Sunday, March 27, 2016

TECHNOLOGY IN ELECTION HAS LED TO LESS TENSION AND CRISIS IN AFRICA – INEC CHAIRMAN

Chairman of the Independent National Electoral Commission (INEC), Professor Mahmood Yakubu, has advocated the use of technology which enhances efficiency and transparency in the electoral processes in Africa. He however called for caution in the deployment of such technology to avoid manipulation.
 
He made the call yesterday, at The Electoral Institutes 12th Public Lecture entitled: “ICT and Electronic Voting: Issues And Challenges”.
 
The INEC Chairman, represented by National Commissioner Amina Bala Zakari, recommended that “in order to use technology effectively, you need to have a secure system that cannot be penetrated. It also needs to be simplified so that the users and operators can understand it.”
 
He observed that: “African countries have begun to use technology in the electoral process and it has to led the improvement in the electoral process.
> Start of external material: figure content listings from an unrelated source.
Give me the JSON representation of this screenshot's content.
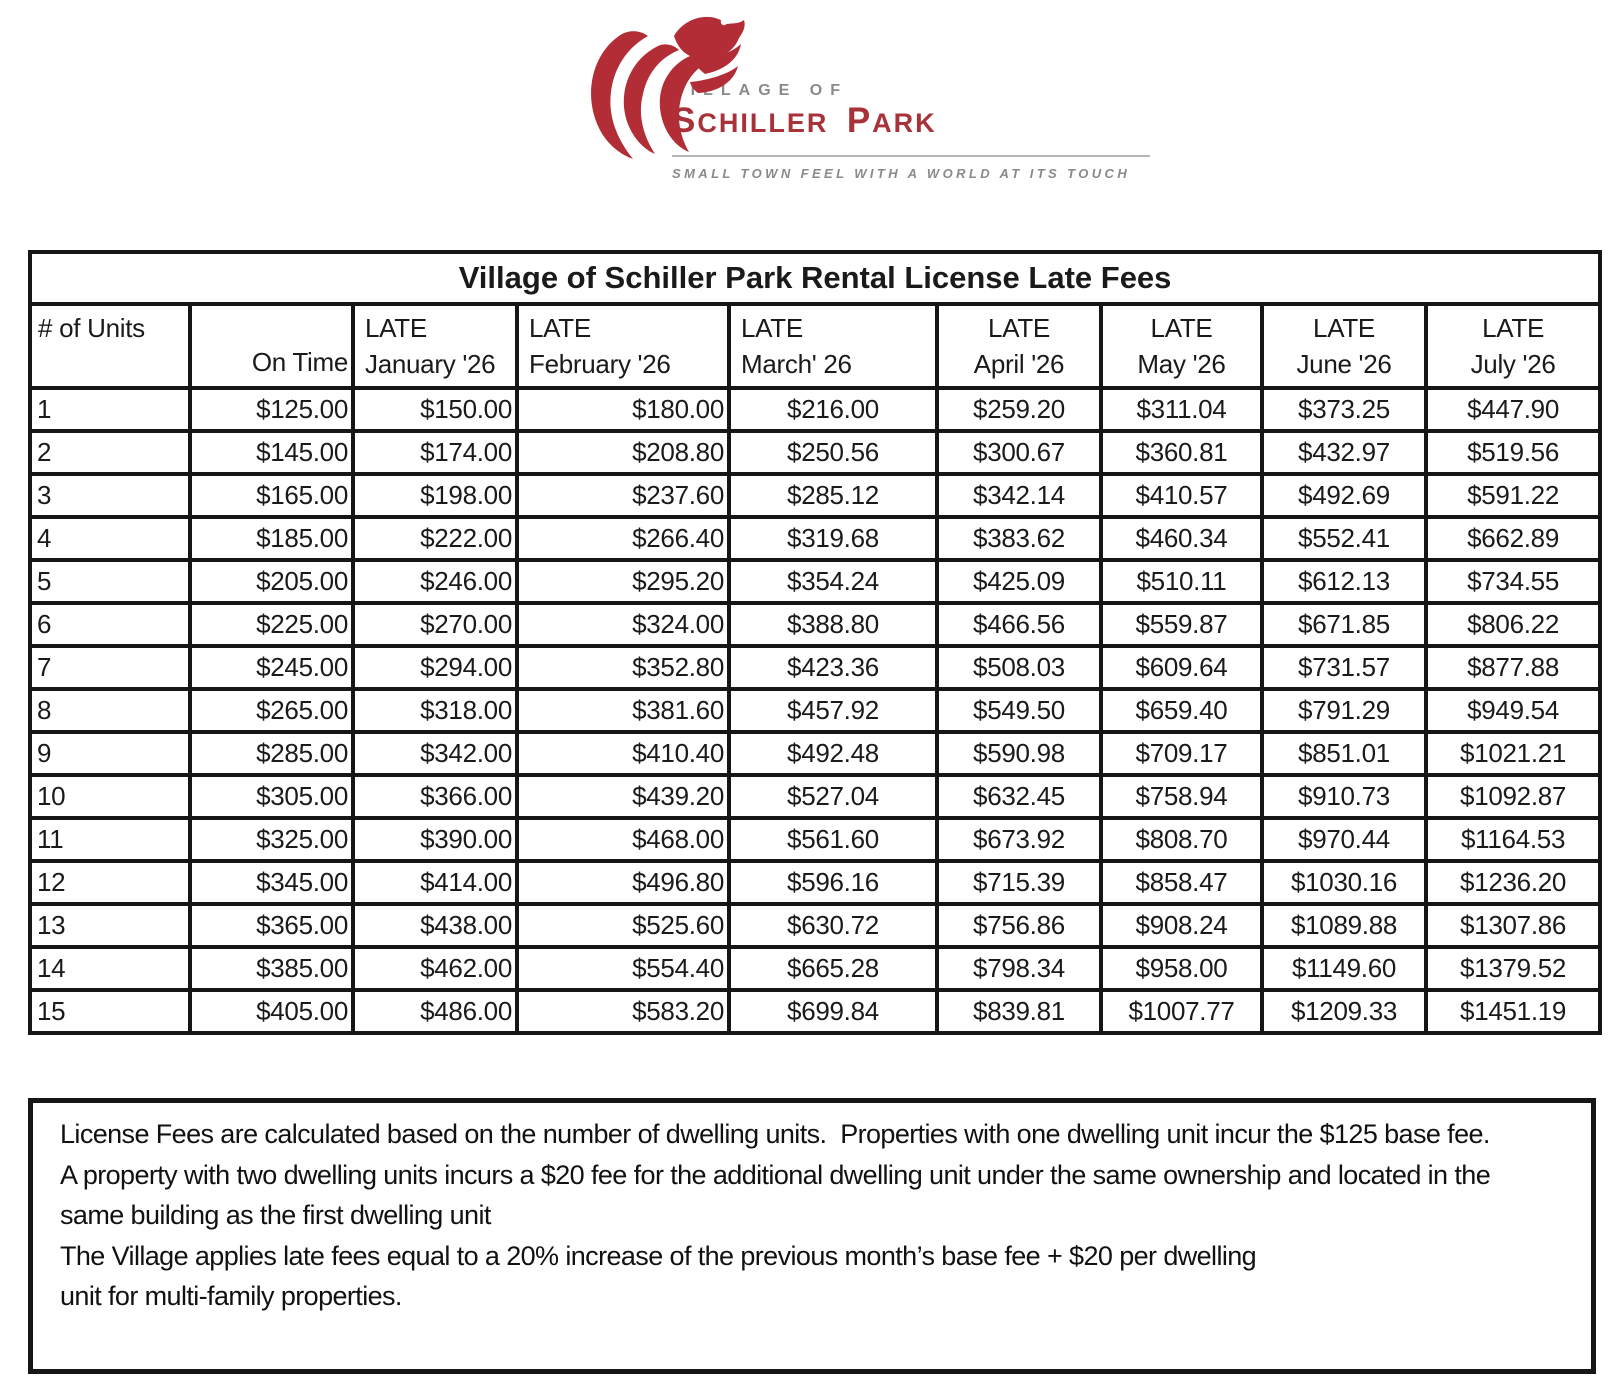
{
  "logo": {
    "village_of": "VILLAGE OF",
    "name_first": "SCHILLER",
    "name_second": "PARK",
    "tagline": "SMALL TOWN FEEL WITH A WORLD AT ITS TOUCH",
    "colors": {
      "bird_red": "#b22d35",
      "name_red": "#a8323a",
      "gray": "#8a8a8a"
    }
  },
  "table": {
    "title": "Village of Schiller Park Rental License Late Fees",
    "columns": [
      {
        "lines": [
          "# of Units"
        ]
      },
      {
        "lines": [
          "On Time"
        ]
      },
      {
        "lines": [
          "LATE",
          "January '26"
        ]
      },
      {
        "lines": [
          "LATE",
          "February '26"
        ]
      },
      {
        "lines": [
          "LATE",
          "March' 26"
        ]
      },
      {
        "lines": [
          "LATE",
          "April '26"
        ]
      },
      {
        "lines": [
          "LATE",
          "May '26"
        ]
      },
      {
        "lines": [
          "LATE",
          "June '26"
        ]
      },
      {
        "lines": [
          "LATE",
          "July '26"
        ]
      }
    ],
    "rows": [
      [
        "1",
        "$125.00",
        "$150.00",
        "$180.00",
        "$216.00",
        "$259.20",
        "$311.04",
        "$373.25",
        "$447.90"
      ],
      [
        "2",
        "$145.00",
        "$174.00",
        "$208.80",
        "$250.56",
        "$300.67",
        "$360.81",
        "$432.97",
        "$519.56"
      ],
      [
        "3",
        "$165.00",
        "$198.00",
        "$237.60",
        "$285.12",
        "$342.14",
        "$410.57",
        "$492.69",
        "$591.22"
      ],
      [
        "4",
        "$185.00",
        "$222.00",
        "$266.40",
        "$319.68",
        "$383.62",
        "$460.34",
        "$552.41",
        "$662.89"
      ],
      [
        "5",
        "$205.00",
        "$246.00",
        "$295.20",
        "$354.24",
        "$425.09",
        "$510.11",
        "$612.13",
        "$734.55"
      ],
      [
        "6",
        "$225.00",
        "$270.00",
        "$324.00",
        "$388.80",
        "$466.56",
        "$559.87",
        "$671.85",
        "$806.22"
      ],
      [
        "7",
        "$245.00",
        "$294.00",
        "$352.80",
        "$423.36",
        "$508.03",
        "$609.64",
        "$731.57",
        "$877.88"
      ],
      [
        "8",
        "$265.00",
        "$318.00",
        "$381.60",
        "$457.92",
        "$549.50",
        "$659.40",
        "$791.29",
        "$949.54"
      ],
      [
        "9",
        "$285.00",
        "$342.00",
        "$410.40",
        "$492.48",
        "$590.98",
        "$709.17",
        "$851.01",
        "$1021.21"
      ],
      [
        "10",
        "$305.00",
        "$366.00",
        "$439.20",
        "$527.04",
        "$632.45",
        "$758.94",
        "$910.73",
        "$1092.87"
      ],
      [
        "11",
        "$325.00",
        "$390.00",
        "$468.00",
        "$561.60",
        "$673.92",
        "$808.70",
        "$970.44",
        "$1164.53"
      ],
      [
        "12",
        "$345.00",
        "$414.00",
        "$496.80",
        "$596.16",
        "$715.39",
        "$858.47",
        "$1030.16",
        "$1236.20"
      ],
      [
        "13",
        "$365.00",
        "$438.00",
        "$525.60",
        "$630.72",
        "$756.86",
        "$908.24",
        "$1089.88",
        "$1307.86"
      ],
      [
        "14",
        "$385.00",
        "$462.00",
        "$554.40",
        "$665.28",
        "$798.34",
        "$958.00",
        "$1149.60",
        "$1379.52"
      ],
      [
        "15",
        "$405.00",
        "$486.00",
        "$583.20",
        "$699.84",
        "$839.81",
        "$1007.77",
        "$1209.33",
        "$1451.19"
      ]
    ]
  },
  "notes": {
    "lines": [
      "License Fees are calculated based on the number of dwelling units.  Properties with one dwelling unit incur the $125 base fee.",
      "A property with two dwelling units incurs a $20 fee for the additional dwelling unit under the same ownership and located in the",
      "same building as the first dwelling unit",
      "The Village applies late fees equal to a 20% increase of the previous month’s base fee + $20 per dwelling",
      "unit for multi-family properties."
    ]
  }
}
It has led to less tension and crisis in elections. We have seen elections in Benin, Niger and Nigeria. The use of technology has gone a long way in making elections acceptable and we have less post election conflicts”.
 
Professor Yakubu pointed out that: “the use of technology in elections is beginning to gather support globally especially in emerging democracies as ours. The use of technology certainly enhances efficiency, transparency in areas of data management and most especially in real time result transmission”.
 
Explaining the importance of the theme of the lecture to the current technological transformation going on in the Nigerian electoral process with the introduction of the Smart Card Reader and push for the amendment of the Electoral Act to accommodate the use of technology, the INEC Chairman said: “if we are not careful in the use of technology, the process can be manipulated so we need to come to a middle ground, and discussions as these will give us an insight into the experiences of other countries where technology have been successfully deployed and it has functioned over the years so that it could aid us in our own electoral process”.
 
Director General of the Institute, Professor Abubakar Momoh, in his welcome remarks, said: “After the 2015 elections, the take away we had from that election was whether electronic voting should be or not be. We believe that it is only through engagements such as this that we can have a very robust basis to begin to take specific actions in our strive to keep improving the electoral process”.
 
 On her part, Chairman of the Board of the Electoral Institute, Amina Bala Zakari, represented by National Commissioner, Prince Soyebi Adedeji, advised that deliberations and outcome of the lecture be transferred to the end users of the innovation, the operators and the field officers of the Commission, as well as the state offices so that the gains of the lecture would not be lost.
 
 She appreciated the timely organization of the lecture with such an important topic to the country’s electoral process. “This cannot come at a better time when the country is beginning to face challenges in the acceptability or otherwise of the electronic voting system,” she said.
 
Chairman of the occasion and Chief Executive Officer of Nigerian Communications Commission, Professor Umar Garba Danbatta, in his remarks, commended the former Chairman of INEC, Professor Attahiru Jega, for his foresight in moving in the direction of increasing the use of technology in order to have free, fair and credible elections by using biometric registration and authentication prior to voting during the 2015 election, which he said, significantly improved the democratic process.
 
The guest lecturer, Dr. Surendra Thakur of the Durban University of Technology, South Africa, recommended a change in legislation to experiment and pilot e-voting. He said: “it is a decision and opportunity to allow the Election Management Body (EMB) carefully gather field and contextual information, without raising expectations related to e-voting”.
 
He explained that the experimentation and observation of such technology would provide important local contextual data when and if such an adoption was made.